Background

I am an Applied Scientist at Amazon AGI, where I am part of a team that focuses on understanding how to scale language model pretraining. My own work involves research related to developing new techniques for scaling up pretraining through the utilization of sparse architectures (mixture-of-experts models), adaptive compute for mitigating inference inefficiencies and understanding how scaling laws fit in these regimes.
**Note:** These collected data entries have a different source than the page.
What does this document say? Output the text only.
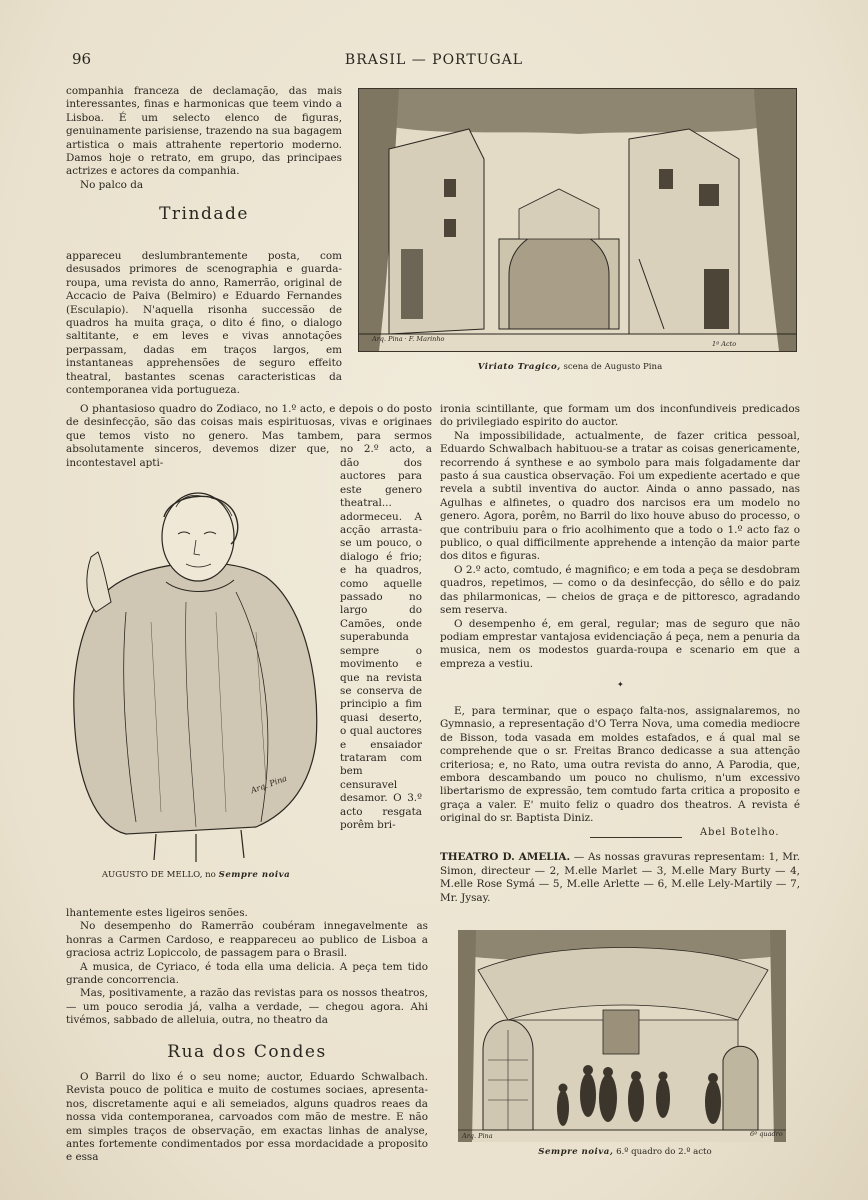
96	BRASIL — PORTUGAL

companhia franceza de declamação, das mais interessantes, finas e harmonicas que teem vindo a Lisboa. É um selecto elenco de figuras, genuinamente parisiense, trazendo na sua bagagem artistica o mais attrahente repertorio moderno. Damos hoje o retrato, em grupo, das principaes actrizes e actores da companhia.

No palco da

Trindade

appareceu deslumbrantemente posta, com desusados primores de scenographia e guarda-roupa, uma revista do anno, Ramerrão, original de Accacio de Paiva (Belmiro) e Eduardo Fernandes (Esculapio). N'aquella risonha successão de quadros ha muita graça, o dito é fino, o dialogo saltitante, e em leves e vivas annotações perpassam, dadas em traços largos, em instantaneas apprehensões de seguro effeito theatral, bastantes scenas caracteristicas da contemporanea vida portugueza.

O phantasioso quadro do Zodiaco, no 1.º acto, e depois o do posto de desinfecção, são das coisas mais espirituosas, vivas e originaes que temos visto no genero. Mas tambem, para sermos absolutamente sinceros, devemos dizer que, no 2.º acto, a incontestavel apti-

Arq. Pina
AUGUSTO DE MELLO, no Sempre noiva

dão dos auctores para este genero theatral... adormeceu. A acção arrasta-se um pouco, o dialogo é frio; e ha quadros, como aquelle passado no largo do Camões, onde superabunda sempre o movimento e que na revista se conserva de principio a fim quasi deserto, o qual auctores e ensaiador trataram com bem censuravel desamor. O 3.º acto resgata porêm bri-

lhantemente estes ligeiros senões.

No desempenho do Ramerrão coubéram innegavelmente as honras a Carmen Cardoso, e reappareceu ao publico de Lisboa a graciosa actriz Lopiccolo, de passagem para o Brasil.

A musica, de Cyriaco, é toda ella uma delicia. A peça tem tido grande concorrencia.

Mas, positivamente, a razão das revistas para os nossos theatros, — um pouco serodia já, valha a verdade, — chegou agora. Ahi tivémos, sabbado de alleluia, outra, no theatro da

Rua dos Condes

O Barril do lixo é o seu nome; auctor, Eduardo Schwalbach. Revista pouco de politica e muito de costumes sociaes, apresenta-nos, discretamente aqui e ali semeiados, alguns quadros reaes da nossa vida contemporanea, carvoados com mão de mestre. E não em simples traços de observação, em exactas linhas de analyse, antes fortemente condimentados por essa mordacidade a proposito e essa

Arq. Pina · F. Marinho
1º Acto
Viriato Tragico, scena de Augusto Pina

ironia scintillante, que formam um dos inconfundiveis predicados do privilegiado espirito do auctor.

Na impossibilidade, actualmente, de fazer critica pessoal, Eduardo Schwalbach habituou-se a tratar as coisas genericamente, recorrendo á synthese e ao symbolo para mais folgadamente dar pasto á sua caustica observação. Foi um expediente acertado e que revela a subtil inventiva do auctor. Ainda o anno passado, nas Agulhas e alfinetes, o quadro dos narcisos era um modelo no genero. Agora, porêm, no Barril do lixo houve abuso do processo, o que contribuiu para o frio acolhimento que a todo o 1.º acto faz o publico, o qual difficilmente apprehende a intenção da maior parte dos ditos e figuras.

O 2.º acto, comtudo, é magnifico; e em toda a peça se desdobram quadros, repetimos, — como o da desinfecção, do sêllo e do paiz das philarmonicas, — cheios de graça e de pittoresco, agradando sem reserva.

O desempenho é, em geral, regular; mas de seguro que não podiam emprestar vantajosa evidenciação á peça, nem a penuria da musica, nem os modestos guarda-roupa e scenario em que a empreza a vestiu.

✦

E, para terminar, que o espaço falta-nos, assignalaremos, no Gymnasio, a representação d'O Terra Nova, uma comedia mediocre de Bisson, toda vasada em moldes estafados, e á qual mal se comprehende que o sr. Freitas Branco dedicasse a sua attenção criteriosa; e, no Rato, uma outra revista do anno, A Parodia, que, embora descambando um pouco no chulismo, n'um excessivo libertarismo de expressão, tem comtudo farta critica a proposito e graça a valer. E' muito feliz o quadro dos theatros. A revista é original do sr. Baptista Diniz.

Abel Botelho.
THEATRO D. AMELIA. — As nossas gravuras representam: 1, Mr. Simon, directeur — 2, M.elle Marlet — 3, M.elle Mary Burty — 4, M.elle Rose Symá — 5, M.elle Arlette — 6, M.elle Lely-Martily — 7, Mr. Jysay.
Arq. Pina	6º quadro
Sempre noiva, 6.º quadro do 2.º acto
Prior to this, I was part of the AI Research and Education (AIRE) group at AWS. Even before, I contributed both as an ML engineer and researcher in the areas of search and recommendations at Twitter in San Francisco. I was part of the Tweet Search Ranking team where I worked on prototyping and deploying Twitter's first content based search relevance model utilizing explicit user survey feedback in Twitter's Search service.

I obtained my PhD in computer science at the Arizona State University, Tempe. I was advised by Paulo Shakarian. My thesis focused on measuring the impact of social network interactions using observational and experimental studies. During my graduate studies, I had the opportunity to spend summers at Amazon A9 in Palo Alto and Nokia Bell Labs in New Jersey. I live in and work remotely from San Francisco, California. I finished my undergraduate studies at the Indian Institute of Engineering Science and Technology (IIEST), Shibpur.

Research Interests

My research interests include topics in large-scale machine learning, including data and model efficient pretraining and distributed optimization, computational social science, and their applications in search and recommendation systems. I also enjoy doing independent research in the fields at the intersection of economics and machine learning, mainly with decision making in peer lending platforms and reinforcement learning.

You can find an updated list of published papers and preprints in my Google Scholar page. Please feel free to reach out to me using my email on anything related to my research, paper reviews or any collaborations. For more detailed information on my past work, please check the Interests section in the navigation bar.

News

Check out our recent papers on contrastive learning and sparse pretraining - EMC^2: Efficient MCMC Negative Sampling for Contrastive Learning with Global Convergence accepted in ICML 2024 and Revisiting SMoE Language Models by Evaluating Inefficiencies with Task Specific Expert Pruning (code and models to be released).